In 2000, she opened Ria’s Bluebird in an abandoned liquor store on Memorial Drive across the street from Oakland Cemetery. Her success then led to numerous other businesses opening in that part of Grant Park, revitalizing a once decrepit strip of the city.
In 2009, Pell tried her hand with a new restaurant, Sauced, on Edgewood Avenue. She sold the business in 2012 after winning $10,000 on the Food Network’s popular reality cooking show “Chopped,” saying at the time she planned to dedicate more time to Ria’s Bluebird.
Pell was voted Best Chef in 2011 and 2013 by the readers of GA Voice and Ria’s Bluebird won Best Breakfast in 2011.
She was also a founder of Mondo Homo in 2006 along with Carr, Cheeves and several others. Mondo Homo was an alternative queer art and music festival that celebrated the otherness of Atlanta and the South’s LGBTQ scenes and politics.
It staged itself away from the “assimilationist” attitude of the marriage equality movement, for example, and instead focused its energy on issues such as immigration rights and social justice for the poor while also throwing concerts with queer hip hop artists, flamboyant rockers and sexually titillating performance art.
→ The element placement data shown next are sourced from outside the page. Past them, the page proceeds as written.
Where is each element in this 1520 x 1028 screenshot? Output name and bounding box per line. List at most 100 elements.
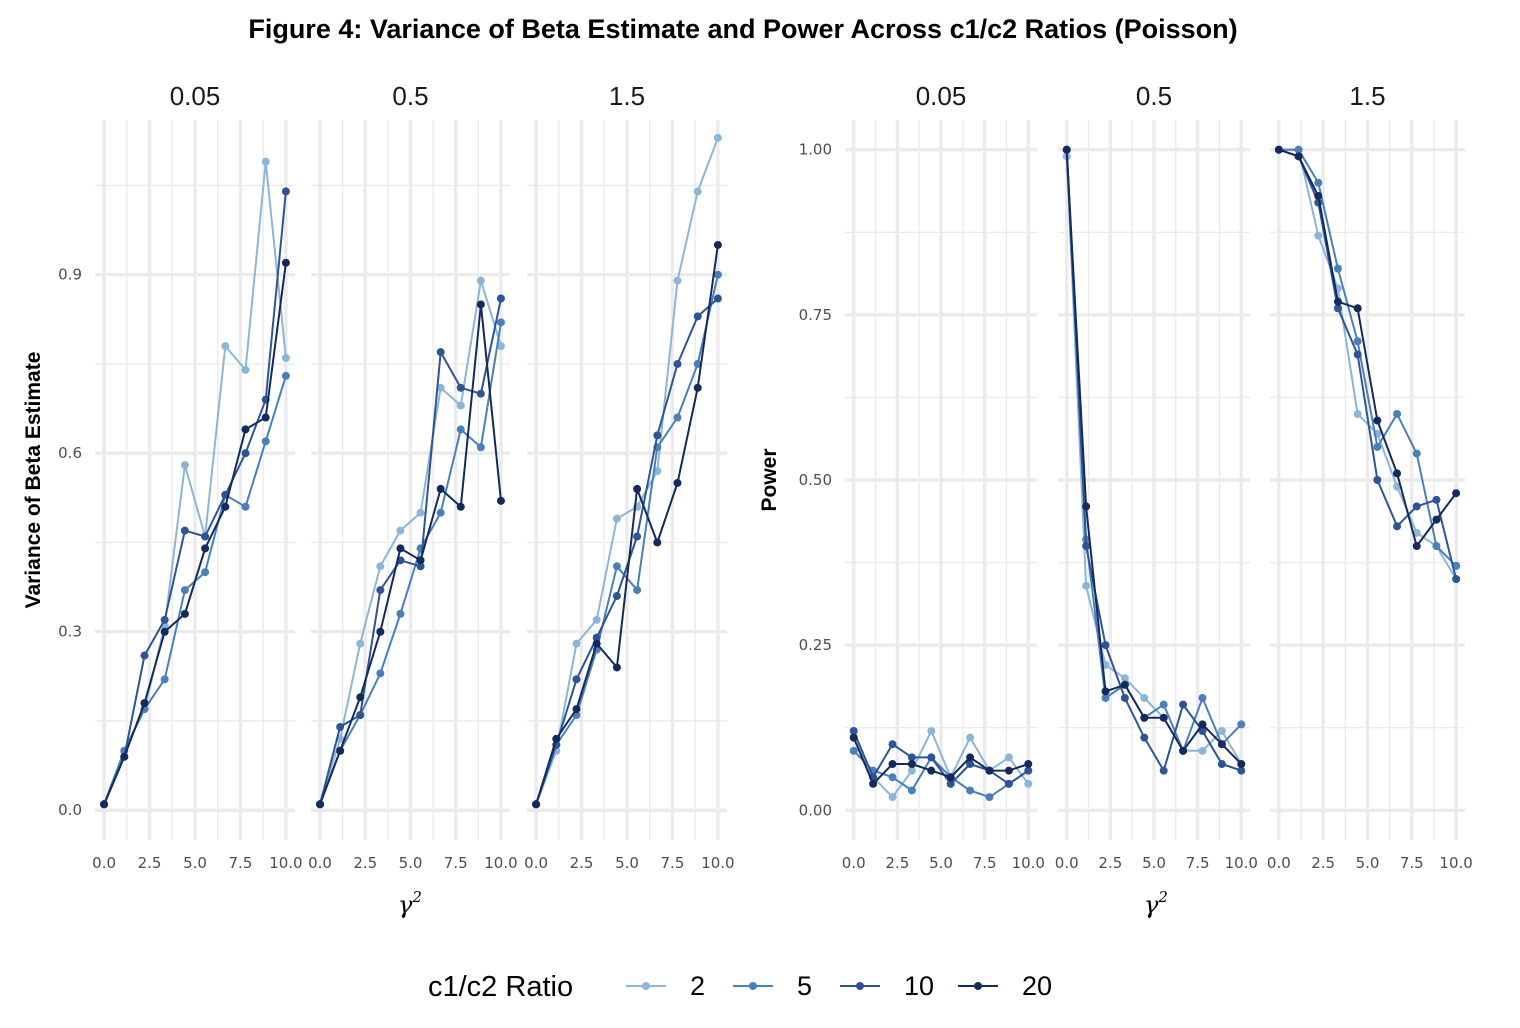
data-point-10 [1082, 542, 1091, 551]
data-point-20 [572, 705, 581, 714]
data-point-10 [1353, 350, 1362, 359]
data-point-2 [476, 276, 485, 285]
data-point-20 [1217, 740, 1226, 749]
data-point-20 [1353, 304, 1362, 313]
data-point-20 [180, 609, 189, 618]
facet-label: 0.5 [392, 81, 428, 111]
data-point-2 [1393, 482, 1402, 491]
data-point-2 [1140, 693, 1149, 702]
data-point-2 [1353, 409, 1362, 418]
x-tick-label: 2.5 [1311, 854, 1335, 872]
data-point-5 [201, 568, 210, 577]
x-tick-label: 2.5 [885, 854, 909, 872]
data-point-5 [396, 609, 405, 618]
series-line-20 [535, 244, 719, 805]
x-tick-label: 5.0 [1142, 854, 1166, 872]
data-point-5 [713, 270, 722, 279]
data-point-10 [1024, 766, 1033, 775]
data-point-2 [673, 276, 682, 285]
data-point-20 [1198, 720, 1207, 729]
data-point-10 [281, 187, 290, 196]
data-point-5 [1159, 700, 1168, 709]
data-point-20 [1237, 760, 1246, 769]
data-point-5 [907, 786, 916, 795]
data-point-20 [1004, 766, 1013, 775]
x-tick-label: 0.0 [1055, 854, 1079, 872]
data-point-10 [376, 586, 385, 595]
series-line-2 [852, 730, 1030, 799]
data-point-20 [633, 484, 642, 493]
data-point-5 [693, 359, 702, 368]
data-point-2 [496, 342, 505, 351]
data-point-5 [1314, 178, 1323, 187]
x-tick-label: 5.0 [183, 854, 207, 872]
data-point-5 [1198, 693, 1207, 702]
series-line-2 [319, 279, 502, 805]
data-point-20 [1179, 746, 1188, 755]
x-tick-label: 5.0 [1356, 854, 1380, 872]
data-point-20 [1101, 687, 1110, 696]
data-point-20 [693, 383, 702, 392]
y-axis-title: Variance of Beta Estimate [22, 352, 45, 609]
series-line-5 [1065, 149, 1243, 752]
x-tick-label: 10.0 [1012, 854, 1045, 872]
data-point-5 [241, 502, 250, 511]
data-point-10 [1217, 760, 1226, 769]
data-point-10 [1179, 700, 1188, 709]
x-tick-label: 10.0 [269, 854, 302, 872]
data-point-20 [1333, 297, 1342, 306]
data-point-5 [476, 443, 485, 452]
x-tick-label: 7.5 [973, 854, 997, 872]
data-point-20 [1393, 469, 1402, 478]
facet-panel-0.05: 0.05 0.0 2.5 5.0 7.5 10.0 [92, 81, 302, 872]
legend: c1/c2 Ratio 2 5 10 20 [428, 971, 1052, 1003]
data-point-10 [356, 711, 365, 720]
data-point-20 [927, 766, 936, 775]
data-point-5 [1353, 337, 1362, 346]
data-point-20 [476, 300, 485, 309]
x-tick-label: 10.0 [1439, 854, 1472, 872]
data-point-20 [1412, 542, 1421, 551]
data-point-20 [1062, 145, 1071, 154]
facet-panel-0.5: 0.5 0.0 2.5 5.0 7.5 10.0 [308, 81, 518, 872]
data-point-10 [1159, 766, 1168, 775]
data-point-10 [1120, 693, 1129, 702]
data-point-20 [120, 752, 129, 761]
data-point-20 [653, 538, 662, 547]
data-point-20 [713, 240, 722, 249]
facet-panel-0.5: 0.5 0.0 2.5 5.0 7.5 10.0 [1055, 81, 1258, 872]
y-tick-label: 0.3 [58, 623, 82, 641]
data-point-10 [572, 675, 581, 684]
y-tick-label: 0.9 [58, 266, 82, 284]
data-point-5 [456, 425, 465, 434]
data-point-2 [396, 526, 405, 535]
data-point-10 [1333, 304, 1342, 313]
data-point-5 [966, 786, 975, 795]
data-point-2 [966, 733, 975, 742]
series-line-10 [535, 297, 719, 805]
data-point-20 [869, 779, 878, 788]
facet-label: 1.5 [1349, 81, 1385, 111]
data-point-2 [888, 793, 897, 802]
data-point-2 [416, 508, 425, 517]
data-point-5 [281, 371, 290, 380]
data-point-2 [241, 365, 250, 374]
data-point-10 [713, 294, 722, 303]
data-point-10 [966, 760, 975, 769]
x-tick-label: 7.5 [1186, 854, 1210, 872]
data-point-2 [1314, 231, 1323, 240]
x-tick-label: 0.0 [524, 854, 548, 872]
data-point-20 [1120, 680, 1129, 689]
data-point-20 [1314, 191, 1323, 200]
series-line-20 [319, 303, 502, 805]
data-point-10 [1373, 476, 1382, 484]
data-point-5 [1373, 442, 1382, 451]
data-point-5 [849, 746, 858, 755]
data-point-20 [376, 627, 385, 636]
series-line-10 [852, 730, 1029, 785]
data-point-10 [436, 348, 445, 357]
data-point-10 [1432, 495, 1441, 504]
data-point-10 [612, 592, 621, 601]
data-point-2 [1217, 727, 1226, 736]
The fest was discontinued last year.
Pell performed as DJ Hawg Tied for several years at the popular “Log Jam” parties at Mary’s that was especially created to cater to trans people and be a “cruisy” night for all gender identities, Cheeves said.
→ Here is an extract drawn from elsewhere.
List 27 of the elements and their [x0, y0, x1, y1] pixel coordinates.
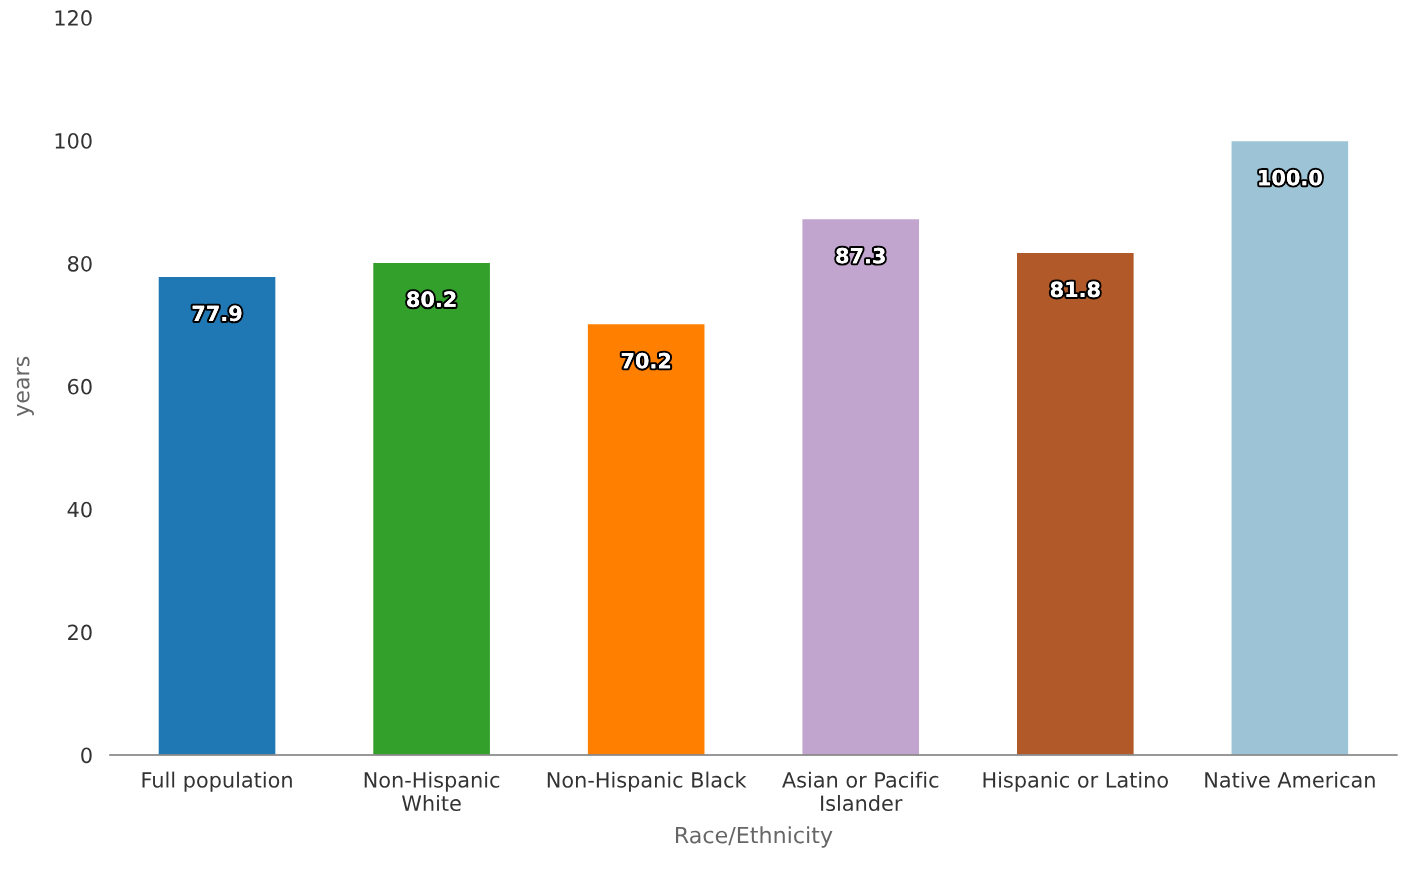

On Nov. 30, more than 1,000 people attended Pell’s funeral at Westview Cemetery. A procession of classic cars, hot rods, motorcycles, trucks and contemporary cars that began at Ria’s Bluebird on Cherokee Avenue and trailed nearly all the way to the Atlanta Zoo fell in line with other vehicles on Memorial Drive to drive to the cemetery on the crisp, clear morning.
A party was held later that day at Ria’s Bluebird that included a fireworks show.
A Facebook page dedicated to Pell, named Remembering Ria, was created shortly after her death and more than 5,000 people have “liked” it already. The page has become a place where people are sharing memories, stories, photos and videos of their friend.